There are 3 tightly related errors in the manifest:

The two affected movies, 3500005827_9 and 3500005827_20, are adjacent rows in the manifest. We don't have precise information about how the manifest was edited, but this is a very strong clue that it was a simple typo, entering data into the wrong row.

How our data validation steps failed to catch it

  1. Two people independently validated that the count of *_collagenIV_segmentation_probability.ome.zarr segmentations was consistent with the manifest (49). This issue left the number of segmentations unchanged because the manifest identified 3500005827_9 instead of 3500005827_20.
  2. All of the web volume viewer links in the manifest were validated by opening in the web browser. In the row for 3500005827_9, the manifest link to the web volume viewer uses the 3500005827_20 data, so the link was correct.
pgarrison commented 1 month ago

@smishra3 @mfs4rd I successfully ran the Nuclei_localization.py with the updated CSV (from Suraj's comment above) and produced 49 files _localized_nuclei.csv. So this resolves the error from the original post. I think I'll go ahead with updating the published CSV. At the same time, is there anything else we can do to validate it is correct?
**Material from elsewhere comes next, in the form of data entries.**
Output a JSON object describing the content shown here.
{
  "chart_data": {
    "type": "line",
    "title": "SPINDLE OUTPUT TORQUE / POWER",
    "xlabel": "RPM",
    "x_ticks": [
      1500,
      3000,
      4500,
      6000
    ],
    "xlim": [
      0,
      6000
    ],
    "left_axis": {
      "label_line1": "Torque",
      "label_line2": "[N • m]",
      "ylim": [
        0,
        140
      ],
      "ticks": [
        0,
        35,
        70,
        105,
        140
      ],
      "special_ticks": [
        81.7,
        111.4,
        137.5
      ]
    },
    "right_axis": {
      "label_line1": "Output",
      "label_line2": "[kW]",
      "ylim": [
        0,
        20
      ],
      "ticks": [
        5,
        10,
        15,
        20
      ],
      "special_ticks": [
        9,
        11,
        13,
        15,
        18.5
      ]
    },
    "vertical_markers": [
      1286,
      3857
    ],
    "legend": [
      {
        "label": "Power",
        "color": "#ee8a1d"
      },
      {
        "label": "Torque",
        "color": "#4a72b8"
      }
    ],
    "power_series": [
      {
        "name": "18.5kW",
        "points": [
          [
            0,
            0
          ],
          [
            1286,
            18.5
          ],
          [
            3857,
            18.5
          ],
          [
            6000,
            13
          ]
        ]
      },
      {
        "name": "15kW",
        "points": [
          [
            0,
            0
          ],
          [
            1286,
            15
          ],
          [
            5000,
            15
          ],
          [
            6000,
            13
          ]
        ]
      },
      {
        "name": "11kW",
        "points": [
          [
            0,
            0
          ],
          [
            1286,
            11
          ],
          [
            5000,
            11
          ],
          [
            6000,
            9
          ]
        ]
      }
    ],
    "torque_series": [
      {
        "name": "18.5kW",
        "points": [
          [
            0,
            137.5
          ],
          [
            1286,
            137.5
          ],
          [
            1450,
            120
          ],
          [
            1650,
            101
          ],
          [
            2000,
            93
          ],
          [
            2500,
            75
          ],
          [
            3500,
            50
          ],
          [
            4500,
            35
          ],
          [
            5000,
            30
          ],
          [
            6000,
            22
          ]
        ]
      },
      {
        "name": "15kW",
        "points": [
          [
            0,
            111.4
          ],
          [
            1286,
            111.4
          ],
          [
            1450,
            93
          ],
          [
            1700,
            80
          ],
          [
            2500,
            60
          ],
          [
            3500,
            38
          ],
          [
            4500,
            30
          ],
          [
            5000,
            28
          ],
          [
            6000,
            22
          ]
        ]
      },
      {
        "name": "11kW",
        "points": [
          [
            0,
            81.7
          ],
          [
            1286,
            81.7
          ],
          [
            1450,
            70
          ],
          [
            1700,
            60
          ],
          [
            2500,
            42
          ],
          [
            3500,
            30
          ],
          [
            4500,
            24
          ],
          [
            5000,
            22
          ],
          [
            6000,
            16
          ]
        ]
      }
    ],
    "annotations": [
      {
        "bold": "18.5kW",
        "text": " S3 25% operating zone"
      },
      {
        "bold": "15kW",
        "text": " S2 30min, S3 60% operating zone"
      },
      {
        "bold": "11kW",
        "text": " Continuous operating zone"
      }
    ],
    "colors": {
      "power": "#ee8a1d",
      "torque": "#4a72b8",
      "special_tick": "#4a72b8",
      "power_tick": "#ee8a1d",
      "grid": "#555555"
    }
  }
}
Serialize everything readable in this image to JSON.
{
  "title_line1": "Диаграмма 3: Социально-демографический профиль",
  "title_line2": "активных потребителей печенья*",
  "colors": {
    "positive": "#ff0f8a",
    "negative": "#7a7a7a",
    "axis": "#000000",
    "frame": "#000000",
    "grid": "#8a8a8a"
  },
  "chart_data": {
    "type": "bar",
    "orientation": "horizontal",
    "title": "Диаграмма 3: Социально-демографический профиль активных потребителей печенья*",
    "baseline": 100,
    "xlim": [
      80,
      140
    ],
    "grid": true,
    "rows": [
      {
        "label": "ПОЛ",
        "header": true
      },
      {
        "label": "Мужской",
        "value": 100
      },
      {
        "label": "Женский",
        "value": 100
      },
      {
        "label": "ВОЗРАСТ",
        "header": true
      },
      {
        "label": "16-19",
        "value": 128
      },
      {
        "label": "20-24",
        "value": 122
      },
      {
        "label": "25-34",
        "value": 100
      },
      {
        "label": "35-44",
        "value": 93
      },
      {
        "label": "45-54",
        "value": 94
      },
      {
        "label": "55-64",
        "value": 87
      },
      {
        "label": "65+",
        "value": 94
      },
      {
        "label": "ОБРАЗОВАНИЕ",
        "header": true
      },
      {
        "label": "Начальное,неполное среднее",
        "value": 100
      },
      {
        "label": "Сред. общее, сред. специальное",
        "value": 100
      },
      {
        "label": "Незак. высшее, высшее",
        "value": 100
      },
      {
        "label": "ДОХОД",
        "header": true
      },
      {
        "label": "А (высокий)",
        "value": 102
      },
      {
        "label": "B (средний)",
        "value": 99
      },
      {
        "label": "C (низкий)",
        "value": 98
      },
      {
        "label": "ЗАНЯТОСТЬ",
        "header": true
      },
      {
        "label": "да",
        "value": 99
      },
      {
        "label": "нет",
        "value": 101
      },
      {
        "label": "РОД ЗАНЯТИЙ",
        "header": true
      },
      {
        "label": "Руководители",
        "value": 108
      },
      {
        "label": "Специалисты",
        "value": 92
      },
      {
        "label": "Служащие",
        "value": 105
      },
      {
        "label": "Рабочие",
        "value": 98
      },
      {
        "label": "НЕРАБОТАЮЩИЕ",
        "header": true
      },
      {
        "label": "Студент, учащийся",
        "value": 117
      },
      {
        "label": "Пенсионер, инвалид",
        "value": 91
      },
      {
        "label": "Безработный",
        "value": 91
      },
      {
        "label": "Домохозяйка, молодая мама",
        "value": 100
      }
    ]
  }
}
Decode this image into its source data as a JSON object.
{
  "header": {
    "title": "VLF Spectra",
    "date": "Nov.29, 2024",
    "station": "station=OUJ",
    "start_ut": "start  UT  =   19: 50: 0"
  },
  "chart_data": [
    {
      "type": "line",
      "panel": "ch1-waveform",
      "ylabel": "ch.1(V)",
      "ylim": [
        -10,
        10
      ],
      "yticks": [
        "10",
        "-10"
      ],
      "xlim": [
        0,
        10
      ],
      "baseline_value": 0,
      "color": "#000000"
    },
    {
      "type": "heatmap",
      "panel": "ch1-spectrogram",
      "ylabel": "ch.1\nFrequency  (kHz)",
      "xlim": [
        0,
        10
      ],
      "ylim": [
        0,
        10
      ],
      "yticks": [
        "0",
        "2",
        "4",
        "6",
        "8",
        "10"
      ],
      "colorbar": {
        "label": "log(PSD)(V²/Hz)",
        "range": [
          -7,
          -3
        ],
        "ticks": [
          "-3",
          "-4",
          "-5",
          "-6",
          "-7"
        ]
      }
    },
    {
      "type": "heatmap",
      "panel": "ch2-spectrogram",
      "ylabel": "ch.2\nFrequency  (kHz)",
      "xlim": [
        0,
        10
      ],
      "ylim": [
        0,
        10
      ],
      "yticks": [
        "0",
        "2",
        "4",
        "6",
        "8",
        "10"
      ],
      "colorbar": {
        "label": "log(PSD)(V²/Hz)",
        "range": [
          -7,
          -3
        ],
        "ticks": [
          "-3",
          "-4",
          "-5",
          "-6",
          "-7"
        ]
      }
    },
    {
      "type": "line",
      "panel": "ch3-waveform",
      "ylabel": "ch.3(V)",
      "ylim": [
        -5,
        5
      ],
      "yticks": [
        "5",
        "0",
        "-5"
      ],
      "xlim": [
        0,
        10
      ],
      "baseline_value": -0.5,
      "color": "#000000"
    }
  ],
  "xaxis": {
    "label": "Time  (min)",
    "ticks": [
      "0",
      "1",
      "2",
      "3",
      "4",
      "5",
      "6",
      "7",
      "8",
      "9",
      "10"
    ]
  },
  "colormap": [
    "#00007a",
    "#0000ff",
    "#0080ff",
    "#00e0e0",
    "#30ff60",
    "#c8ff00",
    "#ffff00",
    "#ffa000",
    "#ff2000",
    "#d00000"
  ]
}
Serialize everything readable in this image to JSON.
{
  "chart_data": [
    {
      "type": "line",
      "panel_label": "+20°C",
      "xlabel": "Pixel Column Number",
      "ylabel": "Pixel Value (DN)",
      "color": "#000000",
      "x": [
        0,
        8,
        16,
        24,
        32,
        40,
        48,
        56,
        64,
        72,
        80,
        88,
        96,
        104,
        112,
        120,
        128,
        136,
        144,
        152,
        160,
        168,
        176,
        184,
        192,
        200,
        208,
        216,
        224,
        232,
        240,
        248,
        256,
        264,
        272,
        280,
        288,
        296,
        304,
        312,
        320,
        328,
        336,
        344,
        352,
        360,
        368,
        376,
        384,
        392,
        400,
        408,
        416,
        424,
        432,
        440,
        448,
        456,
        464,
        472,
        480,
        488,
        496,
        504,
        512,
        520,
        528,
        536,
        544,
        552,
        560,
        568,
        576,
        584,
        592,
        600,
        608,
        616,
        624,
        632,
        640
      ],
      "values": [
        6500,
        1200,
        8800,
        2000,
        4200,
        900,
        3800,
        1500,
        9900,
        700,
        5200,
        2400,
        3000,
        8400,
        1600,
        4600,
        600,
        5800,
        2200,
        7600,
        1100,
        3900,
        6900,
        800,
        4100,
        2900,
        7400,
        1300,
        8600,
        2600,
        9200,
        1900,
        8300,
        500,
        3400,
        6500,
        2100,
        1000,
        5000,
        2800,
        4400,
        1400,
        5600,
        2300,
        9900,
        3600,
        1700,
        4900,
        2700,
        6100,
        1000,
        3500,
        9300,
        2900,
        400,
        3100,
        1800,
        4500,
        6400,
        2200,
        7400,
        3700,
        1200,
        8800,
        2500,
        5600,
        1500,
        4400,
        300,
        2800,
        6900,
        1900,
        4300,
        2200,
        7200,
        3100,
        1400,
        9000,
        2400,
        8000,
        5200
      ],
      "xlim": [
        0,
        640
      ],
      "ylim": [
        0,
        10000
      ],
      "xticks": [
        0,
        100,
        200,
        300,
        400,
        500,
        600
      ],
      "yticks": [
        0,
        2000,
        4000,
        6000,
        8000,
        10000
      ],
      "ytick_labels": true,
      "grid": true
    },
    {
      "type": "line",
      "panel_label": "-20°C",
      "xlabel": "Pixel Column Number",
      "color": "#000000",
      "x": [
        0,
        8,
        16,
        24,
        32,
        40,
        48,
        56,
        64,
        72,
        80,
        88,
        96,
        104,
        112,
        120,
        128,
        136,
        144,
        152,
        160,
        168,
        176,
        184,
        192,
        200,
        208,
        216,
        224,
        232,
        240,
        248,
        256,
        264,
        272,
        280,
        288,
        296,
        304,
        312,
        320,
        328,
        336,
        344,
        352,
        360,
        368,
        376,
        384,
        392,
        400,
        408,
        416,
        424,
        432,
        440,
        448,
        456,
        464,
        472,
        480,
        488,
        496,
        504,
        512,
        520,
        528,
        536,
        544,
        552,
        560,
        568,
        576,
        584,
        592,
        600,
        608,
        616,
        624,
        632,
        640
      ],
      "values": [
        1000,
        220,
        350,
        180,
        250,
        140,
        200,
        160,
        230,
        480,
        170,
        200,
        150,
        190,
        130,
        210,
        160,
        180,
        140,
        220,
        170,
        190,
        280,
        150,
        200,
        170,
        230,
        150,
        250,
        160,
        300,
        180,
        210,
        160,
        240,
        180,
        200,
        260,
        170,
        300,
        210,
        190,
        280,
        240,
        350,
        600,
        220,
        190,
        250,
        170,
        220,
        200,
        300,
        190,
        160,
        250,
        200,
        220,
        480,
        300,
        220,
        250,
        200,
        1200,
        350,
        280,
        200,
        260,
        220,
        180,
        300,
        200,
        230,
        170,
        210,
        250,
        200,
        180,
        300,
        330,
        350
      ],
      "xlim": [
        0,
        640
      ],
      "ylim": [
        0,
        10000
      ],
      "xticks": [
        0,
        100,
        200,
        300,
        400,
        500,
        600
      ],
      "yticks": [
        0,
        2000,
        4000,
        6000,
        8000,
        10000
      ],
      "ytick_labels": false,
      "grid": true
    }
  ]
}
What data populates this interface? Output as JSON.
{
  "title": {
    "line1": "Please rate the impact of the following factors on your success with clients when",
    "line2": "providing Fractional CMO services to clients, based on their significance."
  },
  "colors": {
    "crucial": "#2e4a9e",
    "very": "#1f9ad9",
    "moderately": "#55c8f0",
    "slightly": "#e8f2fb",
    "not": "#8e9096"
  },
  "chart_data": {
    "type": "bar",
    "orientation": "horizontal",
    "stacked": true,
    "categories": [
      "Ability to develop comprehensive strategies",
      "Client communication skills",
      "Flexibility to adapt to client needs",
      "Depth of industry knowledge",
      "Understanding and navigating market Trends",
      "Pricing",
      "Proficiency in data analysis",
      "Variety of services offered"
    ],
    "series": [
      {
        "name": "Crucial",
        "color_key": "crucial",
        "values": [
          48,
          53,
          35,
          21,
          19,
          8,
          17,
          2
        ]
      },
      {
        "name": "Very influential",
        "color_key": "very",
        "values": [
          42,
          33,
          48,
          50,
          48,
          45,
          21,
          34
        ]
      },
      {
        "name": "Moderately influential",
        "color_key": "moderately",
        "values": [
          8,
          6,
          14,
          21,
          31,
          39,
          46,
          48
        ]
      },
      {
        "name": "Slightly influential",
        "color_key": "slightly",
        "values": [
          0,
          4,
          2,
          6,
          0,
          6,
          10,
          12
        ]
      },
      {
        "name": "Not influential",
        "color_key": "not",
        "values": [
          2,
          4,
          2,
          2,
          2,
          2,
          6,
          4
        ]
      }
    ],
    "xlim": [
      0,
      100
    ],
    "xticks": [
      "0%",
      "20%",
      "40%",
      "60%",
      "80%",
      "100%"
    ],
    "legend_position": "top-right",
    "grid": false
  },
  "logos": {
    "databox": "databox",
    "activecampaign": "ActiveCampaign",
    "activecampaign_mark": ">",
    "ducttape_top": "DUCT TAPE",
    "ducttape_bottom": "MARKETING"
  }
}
mfs4rd commented 1 month ago

@pgarrison The localization code is identical to what was used for the data/results published aside from the changes needed to be compatible with s3 storage by downloading the files to a local directory, and @smishra3 @antoineborensztejn and I verified that the meshes on s3 are identical to the originals. I don't think there is anything else that needs to be validated atm.